Wednesday, October 06, 2004



Like many Americans, I watched the Vice Presidential Debate last night. I'm not so much a Democrat as a spirited anti-Bushite, so I was solidly behind John Edwards, and, since he's a hotshot trial lawyer, I expected him to win.

I think he did, primarily because Vice President Cheney played faster and looser with the facts. But Cheney immediately proved himself a formidable opponent, staying on message, not losing his temper despite being obviously peeved, and countering Edwards' hardest body blows with solid counterpunches.

In the end I was left feeling exhausted and rather sick, as if I had just witnessed a dogfight.

I have never witnessed an actual dogfight, in which trained dogs bred to be ferocious go at each other in an enclosed pit surrounded by wagering fans. But when I imagine it like a novelist imagines a fictional scene, I fancy it would begin with high levels of anticipation and that the intense excitement caused by the frenzy of the dogs would be a rush; but then, as it winds down towards its gruesome end, that a feeling of digust at the savagery, the blood, and the gore, combined with the emotional letdown, would cause nausea.

Both men got throat-grips when the other had essentially no defense, as when Cheney tried to defend the progress of the war (a tough task under any circumstances, but especially in the immediate wake of Paul Bremer's criticisms), or Edwards tried to defend his record and his credentials to be President. Both men mauled the other repeatedly, directly impugning the other's veracity or intentions. I'm guessing that by a rigorous point score, the Vice President would outstrip the nominee on negativity, but viscerally that too seemed a tie.

Perhaps the clearest thing brought out by the Vice Presidential debate is how much smarter Cheney is than Bush. I kept thinking that it was a good thing for our side that Kerry didn't have to debate Cheney. Kerry might be a statesman compared to Bush, but Cheney is probably a cannier and more skillful politician than either of them. We got a good match in that sense, matching our young, strong, but inexperienced pit bull against their old, grizzled, but battle-toughened pit bull.

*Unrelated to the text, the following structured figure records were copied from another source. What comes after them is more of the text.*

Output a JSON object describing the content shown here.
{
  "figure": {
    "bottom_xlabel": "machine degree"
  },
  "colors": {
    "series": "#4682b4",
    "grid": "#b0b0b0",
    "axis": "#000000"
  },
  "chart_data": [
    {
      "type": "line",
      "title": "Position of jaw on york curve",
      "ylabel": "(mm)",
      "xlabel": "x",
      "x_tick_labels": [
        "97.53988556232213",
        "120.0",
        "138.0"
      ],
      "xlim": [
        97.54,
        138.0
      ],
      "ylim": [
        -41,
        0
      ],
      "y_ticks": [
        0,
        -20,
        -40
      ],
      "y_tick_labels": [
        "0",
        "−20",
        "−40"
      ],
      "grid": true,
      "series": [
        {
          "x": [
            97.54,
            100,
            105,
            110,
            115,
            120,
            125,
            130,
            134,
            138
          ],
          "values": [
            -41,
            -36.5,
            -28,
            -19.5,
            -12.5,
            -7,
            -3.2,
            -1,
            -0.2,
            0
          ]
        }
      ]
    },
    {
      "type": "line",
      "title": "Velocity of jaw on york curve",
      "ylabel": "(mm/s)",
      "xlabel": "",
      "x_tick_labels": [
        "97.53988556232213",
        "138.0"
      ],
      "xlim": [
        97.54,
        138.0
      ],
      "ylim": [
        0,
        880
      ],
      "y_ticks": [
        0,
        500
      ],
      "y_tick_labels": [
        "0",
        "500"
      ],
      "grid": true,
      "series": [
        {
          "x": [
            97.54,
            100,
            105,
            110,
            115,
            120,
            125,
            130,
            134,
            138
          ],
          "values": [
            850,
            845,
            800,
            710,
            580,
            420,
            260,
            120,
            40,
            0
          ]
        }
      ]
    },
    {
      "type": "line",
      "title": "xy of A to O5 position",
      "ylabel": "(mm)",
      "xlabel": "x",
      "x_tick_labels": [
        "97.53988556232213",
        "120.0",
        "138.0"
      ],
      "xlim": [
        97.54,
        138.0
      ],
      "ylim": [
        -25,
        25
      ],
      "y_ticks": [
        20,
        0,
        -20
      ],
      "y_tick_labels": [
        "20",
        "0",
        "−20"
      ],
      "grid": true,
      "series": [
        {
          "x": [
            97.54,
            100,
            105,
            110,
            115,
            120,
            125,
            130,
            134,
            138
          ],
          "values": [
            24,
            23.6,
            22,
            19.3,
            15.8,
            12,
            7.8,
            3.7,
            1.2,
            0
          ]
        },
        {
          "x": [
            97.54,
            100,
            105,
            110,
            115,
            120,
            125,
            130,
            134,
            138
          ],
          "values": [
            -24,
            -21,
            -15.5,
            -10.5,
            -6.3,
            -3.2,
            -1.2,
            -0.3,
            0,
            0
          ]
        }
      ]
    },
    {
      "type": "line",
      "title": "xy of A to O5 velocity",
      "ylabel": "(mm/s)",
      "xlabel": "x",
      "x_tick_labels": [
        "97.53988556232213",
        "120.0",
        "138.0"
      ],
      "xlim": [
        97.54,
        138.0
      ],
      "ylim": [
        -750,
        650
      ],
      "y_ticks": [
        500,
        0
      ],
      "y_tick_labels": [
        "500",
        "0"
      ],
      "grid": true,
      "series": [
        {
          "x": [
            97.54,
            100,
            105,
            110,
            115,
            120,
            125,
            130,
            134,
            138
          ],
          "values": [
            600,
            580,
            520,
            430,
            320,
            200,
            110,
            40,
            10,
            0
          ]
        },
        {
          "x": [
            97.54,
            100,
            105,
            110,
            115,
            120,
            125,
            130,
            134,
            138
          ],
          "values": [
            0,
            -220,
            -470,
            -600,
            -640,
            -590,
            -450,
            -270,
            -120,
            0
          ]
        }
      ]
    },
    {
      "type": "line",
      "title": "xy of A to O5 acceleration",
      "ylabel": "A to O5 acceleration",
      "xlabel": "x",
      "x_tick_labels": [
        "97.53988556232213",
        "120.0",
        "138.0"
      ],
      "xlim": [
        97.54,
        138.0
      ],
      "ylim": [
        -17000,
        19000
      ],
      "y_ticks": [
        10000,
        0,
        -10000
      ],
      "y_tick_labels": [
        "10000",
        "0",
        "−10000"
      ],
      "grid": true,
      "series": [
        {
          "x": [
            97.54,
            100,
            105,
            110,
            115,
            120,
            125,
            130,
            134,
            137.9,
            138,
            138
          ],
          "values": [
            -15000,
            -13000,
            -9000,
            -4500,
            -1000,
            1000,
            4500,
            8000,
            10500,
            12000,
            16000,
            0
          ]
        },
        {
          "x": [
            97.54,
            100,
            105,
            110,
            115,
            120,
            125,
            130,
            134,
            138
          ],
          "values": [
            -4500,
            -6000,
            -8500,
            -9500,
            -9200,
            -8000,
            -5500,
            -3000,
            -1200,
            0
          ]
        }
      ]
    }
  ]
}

Still, the whole thing was a bit much. Too much snarling and bared fangs on both sides. To me, it's not a mitigating circumstance that Edwards has roughly the same amount of experience as George W. Bush did in 2000. Not only did Bush have no foriegn policy expertise in 2000, he had very little foreign policy knowledge; and not only did he have no foreign policy experience, he seemed not even to have much interest in it. However much anybody might have detested either Bill Clinton or Richard Nixon, it would have been difficult to fault the level of interest of either of those men in foreign affairs—both were passionate about the subject and, in their own ways, deeply knowledgable. Now there are aching holes in a thousand American families thanks to Bush's crude understanding of the dynamics of diplomacy. But that fact doesn't make Edwards' lack of experience any easier to excuse—more like the opposite.

But Edwards isn't running for President, he's running for Vice-President. A crucial—and needed—distinction. I voted for Edwards in the Wisconsin Democratic primary, specifically hoping to help him gain the no. 2 spot on the ticket. But I do think it's a good thing he's running for Vice President and not for President. He'll need a lot of street schooling—say, a good eight years as Kerry's VP—before he'll be ready for that.